Journée internationale de la tolérance zéro à l’égard des Mutilations génitales féminines : Les MGF passent de 36,7% à 21% en Côte d’Ivoire
Les mutilations génitales féminines (MGF) persistent à travers le monde. Selon l’Organisation Mondiale de la Santé, plus de 230 millions de femmes et de filles dans le monde portent aujourd’hui, dans leur chair et leur âme, les stigmates de ces mutilations. Et chaque année, c’est le destin de près de 4 millions d’adolescentes, âgées de moins de 15 ans, qui bascule dans l'horreur.

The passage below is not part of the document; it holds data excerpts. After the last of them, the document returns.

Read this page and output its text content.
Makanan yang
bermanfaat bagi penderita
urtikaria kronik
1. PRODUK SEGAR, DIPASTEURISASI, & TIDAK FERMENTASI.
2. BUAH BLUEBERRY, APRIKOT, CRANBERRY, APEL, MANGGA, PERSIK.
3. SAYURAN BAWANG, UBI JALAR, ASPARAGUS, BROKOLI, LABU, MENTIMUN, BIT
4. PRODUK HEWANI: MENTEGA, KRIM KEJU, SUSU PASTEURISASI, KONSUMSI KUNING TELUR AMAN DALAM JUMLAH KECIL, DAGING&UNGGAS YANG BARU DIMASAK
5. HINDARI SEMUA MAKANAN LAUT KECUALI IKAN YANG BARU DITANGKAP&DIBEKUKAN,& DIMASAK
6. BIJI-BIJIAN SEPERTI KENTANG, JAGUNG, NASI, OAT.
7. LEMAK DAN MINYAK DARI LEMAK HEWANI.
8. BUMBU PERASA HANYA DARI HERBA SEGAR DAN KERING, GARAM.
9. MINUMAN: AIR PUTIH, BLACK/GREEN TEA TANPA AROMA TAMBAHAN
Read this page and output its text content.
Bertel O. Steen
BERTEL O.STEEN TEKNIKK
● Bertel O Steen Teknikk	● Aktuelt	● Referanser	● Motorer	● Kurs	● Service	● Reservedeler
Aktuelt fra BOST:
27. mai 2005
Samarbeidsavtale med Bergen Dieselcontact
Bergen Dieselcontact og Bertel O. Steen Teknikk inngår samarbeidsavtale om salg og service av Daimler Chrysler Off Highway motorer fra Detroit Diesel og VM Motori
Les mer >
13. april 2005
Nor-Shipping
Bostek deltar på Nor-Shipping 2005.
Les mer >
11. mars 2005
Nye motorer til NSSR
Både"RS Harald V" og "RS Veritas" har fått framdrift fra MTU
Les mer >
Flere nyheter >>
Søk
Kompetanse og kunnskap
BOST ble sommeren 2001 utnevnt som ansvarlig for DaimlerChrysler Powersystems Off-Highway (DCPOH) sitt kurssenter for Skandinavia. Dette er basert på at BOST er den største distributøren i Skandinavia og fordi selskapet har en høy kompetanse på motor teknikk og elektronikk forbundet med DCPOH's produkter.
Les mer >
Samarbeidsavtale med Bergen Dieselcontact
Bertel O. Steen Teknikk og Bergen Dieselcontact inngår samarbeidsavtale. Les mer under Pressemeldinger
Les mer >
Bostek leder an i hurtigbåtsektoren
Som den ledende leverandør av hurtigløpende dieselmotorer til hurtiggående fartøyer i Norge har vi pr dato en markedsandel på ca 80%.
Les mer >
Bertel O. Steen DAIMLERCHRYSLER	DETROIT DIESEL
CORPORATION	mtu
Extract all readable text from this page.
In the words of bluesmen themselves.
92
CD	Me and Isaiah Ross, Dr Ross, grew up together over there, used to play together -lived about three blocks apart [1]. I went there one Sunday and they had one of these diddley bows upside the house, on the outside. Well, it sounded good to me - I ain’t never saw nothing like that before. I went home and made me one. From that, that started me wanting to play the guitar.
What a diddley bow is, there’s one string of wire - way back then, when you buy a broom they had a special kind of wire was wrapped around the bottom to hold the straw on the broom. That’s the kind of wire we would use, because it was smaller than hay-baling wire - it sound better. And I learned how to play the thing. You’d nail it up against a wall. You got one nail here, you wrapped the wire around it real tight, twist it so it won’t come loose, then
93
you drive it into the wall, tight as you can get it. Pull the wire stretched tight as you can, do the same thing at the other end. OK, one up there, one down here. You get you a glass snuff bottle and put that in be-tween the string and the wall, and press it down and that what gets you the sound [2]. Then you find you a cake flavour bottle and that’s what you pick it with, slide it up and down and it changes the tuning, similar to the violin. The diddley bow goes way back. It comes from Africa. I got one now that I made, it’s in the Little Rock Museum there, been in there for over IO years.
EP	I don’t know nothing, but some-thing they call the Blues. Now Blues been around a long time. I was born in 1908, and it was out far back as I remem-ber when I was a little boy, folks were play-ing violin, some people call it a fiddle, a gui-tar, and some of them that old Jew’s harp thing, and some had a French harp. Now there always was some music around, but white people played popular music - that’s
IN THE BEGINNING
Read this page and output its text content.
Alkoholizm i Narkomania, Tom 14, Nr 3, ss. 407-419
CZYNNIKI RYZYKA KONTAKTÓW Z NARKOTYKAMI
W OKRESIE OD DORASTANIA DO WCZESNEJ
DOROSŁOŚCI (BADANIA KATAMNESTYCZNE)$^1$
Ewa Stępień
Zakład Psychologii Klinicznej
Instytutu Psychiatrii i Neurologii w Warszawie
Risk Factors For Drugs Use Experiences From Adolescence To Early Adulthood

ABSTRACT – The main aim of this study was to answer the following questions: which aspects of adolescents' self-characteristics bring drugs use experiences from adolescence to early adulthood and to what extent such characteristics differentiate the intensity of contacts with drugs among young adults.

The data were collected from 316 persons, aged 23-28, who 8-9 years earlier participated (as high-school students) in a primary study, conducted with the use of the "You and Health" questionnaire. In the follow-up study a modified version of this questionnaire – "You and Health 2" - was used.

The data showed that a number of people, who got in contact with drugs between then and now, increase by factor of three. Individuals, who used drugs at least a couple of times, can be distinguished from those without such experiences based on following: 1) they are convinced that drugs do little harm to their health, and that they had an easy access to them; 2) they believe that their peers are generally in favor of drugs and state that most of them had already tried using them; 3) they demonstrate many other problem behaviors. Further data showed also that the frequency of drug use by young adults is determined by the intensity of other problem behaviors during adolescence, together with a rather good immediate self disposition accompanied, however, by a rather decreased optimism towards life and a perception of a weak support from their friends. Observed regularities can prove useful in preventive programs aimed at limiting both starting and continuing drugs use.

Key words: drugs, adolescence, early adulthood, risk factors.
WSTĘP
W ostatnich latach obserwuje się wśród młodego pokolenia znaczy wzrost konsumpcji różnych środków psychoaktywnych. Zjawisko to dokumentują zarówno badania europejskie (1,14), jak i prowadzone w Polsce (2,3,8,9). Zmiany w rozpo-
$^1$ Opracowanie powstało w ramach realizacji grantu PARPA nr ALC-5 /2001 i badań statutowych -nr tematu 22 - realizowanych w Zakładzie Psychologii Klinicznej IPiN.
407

En Côte d’Ivoire aussi, la pratique demeure une triste réalité. A l’occasion de la journée internationale de la tolérance zéro à l’égard des mutilations génitales féminines (MGF), commémorée le vendredi 6 février 2026, la ministre de la Femme, de la Famille et de l’Enfant, Nassénéba Touré, tout en saluant les progrès réalisés dans la lutte, a appelé à un engagement collectif pour venir à bout du fléau.
« Chez nous, en Côte d’Ivoire, des progrès notables ont été réalisés. De 36,7 % en 2016, nous sommes passés à 21% aujourd'hui. Derrière ces chiffres se cachent des vies brisées et des disparités régionales tenaces qui exigent de nous une riposte ciblée et inflexible », a-t-elle déclaré. Pour la ministre, le thème de cette année, « Vers 2030 : Pas de fin aux mutilations génitales féminines sans engagement et investissement soutenus », trouve un écho particulier dans le contexte national.
« Il nous rappelle que l'éradication de ce fléau ne saurait se satisfaire de simples déclarations d’intention. Cette lutte exige donc des engagements fermes et une mobilisation totale de nos ressources : financières, humaines, technologiques et politiques », a-t-elle déclaré.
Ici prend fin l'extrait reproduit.